Di Network 21 ini saya baru tahu bahwa cinta orang tua ke anak, oleh anak anak bukan dilafalkan LOVE, melainkan TIME. Anak anak membutuhkan kita (ayah dan ibunya) saat mereka pulang sekolah dari Senin sampai Jumat. Pulang dari sekolah dengan otak penuh masalah dan hati penuh kesedihan atau marah karena kejadian di sekolah. Mereka butuh teman untuk cerita, untuk berbagi masalah, untuk berlindung dan mengadukan masalah, tetapi sampai rumah yang ada cuma pembantu. Kitanya sibuk di kantor atau arisan. Di hari Sabtu dan Minggu, mereka tidak butuh kita, karena mereka sudah punya kegiatan dengan teman temannya. Kita memaksa mereka untuk menghabiskan waktu yang berkualitas dengan kita.
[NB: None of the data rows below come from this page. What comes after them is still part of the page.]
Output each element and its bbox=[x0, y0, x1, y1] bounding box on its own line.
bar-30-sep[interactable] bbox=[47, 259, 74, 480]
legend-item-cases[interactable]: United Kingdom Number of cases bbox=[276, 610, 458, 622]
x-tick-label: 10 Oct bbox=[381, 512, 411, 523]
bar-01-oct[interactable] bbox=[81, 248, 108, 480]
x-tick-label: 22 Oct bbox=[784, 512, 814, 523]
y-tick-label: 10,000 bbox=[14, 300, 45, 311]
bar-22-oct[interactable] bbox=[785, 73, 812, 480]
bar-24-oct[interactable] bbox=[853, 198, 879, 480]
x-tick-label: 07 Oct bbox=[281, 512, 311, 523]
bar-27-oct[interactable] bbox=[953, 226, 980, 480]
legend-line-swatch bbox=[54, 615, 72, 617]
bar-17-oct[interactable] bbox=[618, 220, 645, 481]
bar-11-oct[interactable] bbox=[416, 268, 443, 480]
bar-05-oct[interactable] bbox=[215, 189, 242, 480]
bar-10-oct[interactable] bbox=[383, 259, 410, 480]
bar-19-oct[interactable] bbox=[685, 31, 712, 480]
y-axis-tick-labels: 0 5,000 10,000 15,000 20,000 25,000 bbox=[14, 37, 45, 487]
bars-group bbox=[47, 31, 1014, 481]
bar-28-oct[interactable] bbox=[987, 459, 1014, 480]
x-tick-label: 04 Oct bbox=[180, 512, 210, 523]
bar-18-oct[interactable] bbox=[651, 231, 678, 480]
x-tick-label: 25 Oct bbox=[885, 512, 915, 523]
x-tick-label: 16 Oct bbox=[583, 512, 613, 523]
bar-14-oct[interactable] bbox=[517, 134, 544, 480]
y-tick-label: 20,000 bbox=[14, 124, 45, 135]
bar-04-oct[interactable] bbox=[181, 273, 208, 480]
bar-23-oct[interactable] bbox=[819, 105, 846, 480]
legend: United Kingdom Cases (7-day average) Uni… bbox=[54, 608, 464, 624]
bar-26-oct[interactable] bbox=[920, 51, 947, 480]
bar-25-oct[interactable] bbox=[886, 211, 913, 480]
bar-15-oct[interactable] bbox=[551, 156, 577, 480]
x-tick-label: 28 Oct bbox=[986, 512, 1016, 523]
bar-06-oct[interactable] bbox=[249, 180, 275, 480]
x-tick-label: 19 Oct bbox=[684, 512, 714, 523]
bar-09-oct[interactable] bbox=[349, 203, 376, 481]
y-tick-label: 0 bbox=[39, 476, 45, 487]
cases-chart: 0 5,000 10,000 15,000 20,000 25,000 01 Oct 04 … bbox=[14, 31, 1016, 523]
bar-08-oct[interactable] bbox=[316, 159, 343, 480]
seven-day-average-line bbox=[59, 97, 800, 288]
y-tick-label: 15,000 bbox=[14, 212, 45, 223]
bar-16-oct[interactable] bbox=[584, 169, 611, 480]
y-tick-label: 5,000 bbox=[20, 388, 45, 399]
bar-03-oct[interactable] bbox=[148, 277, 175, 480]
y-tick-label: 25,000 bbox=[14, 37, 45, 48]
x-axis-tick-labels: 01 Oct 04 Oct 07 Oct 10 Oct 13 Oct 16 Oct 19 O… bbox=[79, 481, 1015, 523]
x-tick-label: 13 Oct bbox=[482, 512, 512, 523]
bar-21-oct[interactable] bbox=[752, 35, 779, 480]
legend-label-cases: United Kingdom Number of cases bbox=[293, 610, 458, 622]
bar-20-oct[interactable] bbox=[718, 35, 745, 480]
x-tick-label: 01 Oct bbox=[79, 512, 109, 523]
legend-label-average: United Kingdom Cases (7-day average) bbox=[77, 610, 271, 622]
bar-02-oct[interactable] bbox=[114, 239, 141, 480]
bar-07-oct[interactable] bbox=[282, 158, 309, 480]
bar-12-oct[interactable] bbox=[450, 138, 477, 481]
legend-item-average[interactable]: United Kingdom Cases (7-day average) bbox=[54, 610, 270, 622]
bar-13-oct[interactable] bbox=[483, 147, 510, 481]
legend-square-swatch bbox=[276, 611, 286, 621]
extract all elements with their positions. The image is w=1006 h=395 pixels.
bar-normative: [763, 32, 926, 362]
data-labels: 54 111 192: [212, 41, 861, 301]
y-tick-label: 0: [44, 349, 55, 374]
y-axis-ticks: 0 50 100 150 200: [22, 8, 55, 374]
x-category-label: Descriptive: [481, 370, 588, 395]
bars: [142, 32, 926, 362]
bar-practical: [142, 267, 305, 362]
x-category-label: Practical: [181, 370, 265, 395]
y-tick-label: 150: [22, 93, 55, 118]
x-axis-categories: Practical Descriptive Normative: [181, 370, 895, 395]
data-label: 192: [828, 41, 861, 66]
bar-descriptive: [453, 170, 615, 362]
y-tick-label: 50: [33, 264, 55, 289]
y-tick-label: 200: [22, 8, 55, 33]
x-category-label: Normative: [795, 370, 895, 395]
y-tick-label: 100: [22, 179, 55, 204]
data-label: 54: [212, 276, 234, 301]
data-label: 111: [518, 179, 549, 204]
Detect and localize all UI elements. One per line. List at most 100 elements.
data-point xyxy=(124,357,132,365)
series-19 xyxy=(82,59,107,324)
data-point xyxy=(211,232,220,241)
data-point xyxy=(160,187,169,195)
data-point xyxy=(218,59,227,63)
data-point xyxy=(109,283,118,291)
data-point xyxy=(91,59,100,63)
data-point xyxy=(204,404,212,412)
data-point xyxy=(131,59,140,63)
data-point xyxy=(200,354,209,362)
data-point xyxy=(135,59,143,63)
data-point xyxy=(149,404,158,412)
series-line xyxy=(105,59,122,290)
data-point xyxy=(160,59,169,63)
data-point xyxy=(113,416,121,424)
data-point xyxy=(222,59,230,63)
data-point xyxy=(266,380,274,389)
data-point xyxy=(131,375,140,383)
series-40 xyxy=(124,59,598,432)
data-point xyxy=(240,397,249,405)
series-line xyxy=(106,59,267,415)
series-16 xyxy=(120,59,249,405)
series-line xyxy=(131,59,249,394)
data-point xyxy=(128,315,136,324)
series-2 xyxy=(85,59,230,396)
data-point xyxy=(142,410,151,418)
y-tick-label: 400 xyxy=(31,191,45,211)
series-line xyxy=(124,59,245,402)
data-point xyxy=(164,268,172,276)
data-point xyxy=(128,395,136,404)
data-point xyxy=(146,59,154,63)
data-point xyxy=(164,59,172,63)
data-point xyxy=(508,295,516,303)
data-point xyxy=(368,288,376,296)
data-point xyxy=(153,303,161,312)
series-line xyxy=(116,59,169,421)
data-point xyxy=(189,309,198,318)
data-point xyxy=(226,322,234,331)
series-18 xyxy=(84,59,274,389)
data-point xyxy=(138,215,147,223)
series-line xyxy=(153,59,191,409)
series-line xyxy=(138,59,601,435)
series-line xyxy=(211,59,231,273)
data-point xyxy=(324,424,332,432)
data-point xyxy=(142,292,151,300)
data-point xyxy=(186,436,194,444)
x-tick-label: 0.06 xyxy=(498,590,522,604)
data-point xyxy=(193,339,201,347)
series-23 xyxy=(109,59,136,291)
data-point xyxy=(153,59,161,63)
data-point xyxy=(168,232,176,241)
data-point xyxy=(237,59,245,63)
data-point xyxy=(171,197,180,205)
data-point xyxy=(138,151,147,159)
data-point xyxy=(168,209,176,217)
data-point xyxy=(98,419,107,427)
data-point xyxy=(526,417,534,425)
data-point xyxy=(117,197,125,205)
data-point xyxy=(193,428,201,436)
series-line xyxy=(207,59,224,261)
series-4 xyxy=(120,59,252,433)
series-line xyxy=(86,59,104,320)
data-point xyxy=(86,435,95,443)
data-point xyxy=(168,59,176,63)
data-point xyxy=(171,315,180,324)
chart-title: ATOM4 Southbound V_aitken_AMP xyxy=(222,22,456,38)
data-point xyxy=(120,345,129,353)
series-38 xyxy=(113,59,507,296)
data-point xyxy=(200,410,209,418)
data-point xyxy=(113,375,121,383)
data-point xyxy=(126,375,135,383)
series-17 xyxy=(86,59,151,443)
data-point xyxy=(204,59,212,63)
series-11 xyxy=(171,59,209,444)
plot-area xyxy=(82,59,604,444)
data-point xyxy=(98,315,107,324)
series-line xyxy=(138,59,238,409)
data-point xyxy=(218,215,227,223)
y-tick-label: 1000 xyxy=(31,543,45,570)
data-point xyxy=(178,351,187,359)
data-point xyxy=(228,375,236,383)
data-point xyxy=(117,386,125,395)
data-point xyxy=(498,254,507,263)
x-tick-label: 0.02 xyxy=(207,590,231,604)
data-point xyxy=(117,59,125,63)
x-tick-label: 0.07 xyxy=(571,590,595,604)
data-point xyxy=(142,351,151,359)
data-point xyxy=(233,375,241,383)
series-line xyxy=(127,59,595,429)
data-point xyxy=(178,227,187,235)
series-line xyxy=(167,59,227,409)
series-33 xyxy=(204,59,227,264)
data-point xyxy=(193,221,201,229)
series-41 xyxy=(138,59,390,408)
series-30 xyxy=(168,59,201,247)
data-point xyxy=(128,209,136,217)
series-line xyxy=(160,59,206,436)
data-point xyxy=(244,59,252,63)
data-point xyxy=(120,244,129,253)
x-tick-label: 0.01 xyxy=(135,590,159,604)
Berkualitas bagi kita tetapi tidak bagi mereka. Di saat mereka butuh sendirian, kita merecoki mereka. Disaat mereka butuh kita, kitanya tidak ada. Kita sedang bersama boss, sekretaris atau kostumer, dengan alasan demi mereka. Menurut pak Rennier Latief, sebenarnya itu hanya demi kita sendiri, atau lebih tepatnya demi ego kita.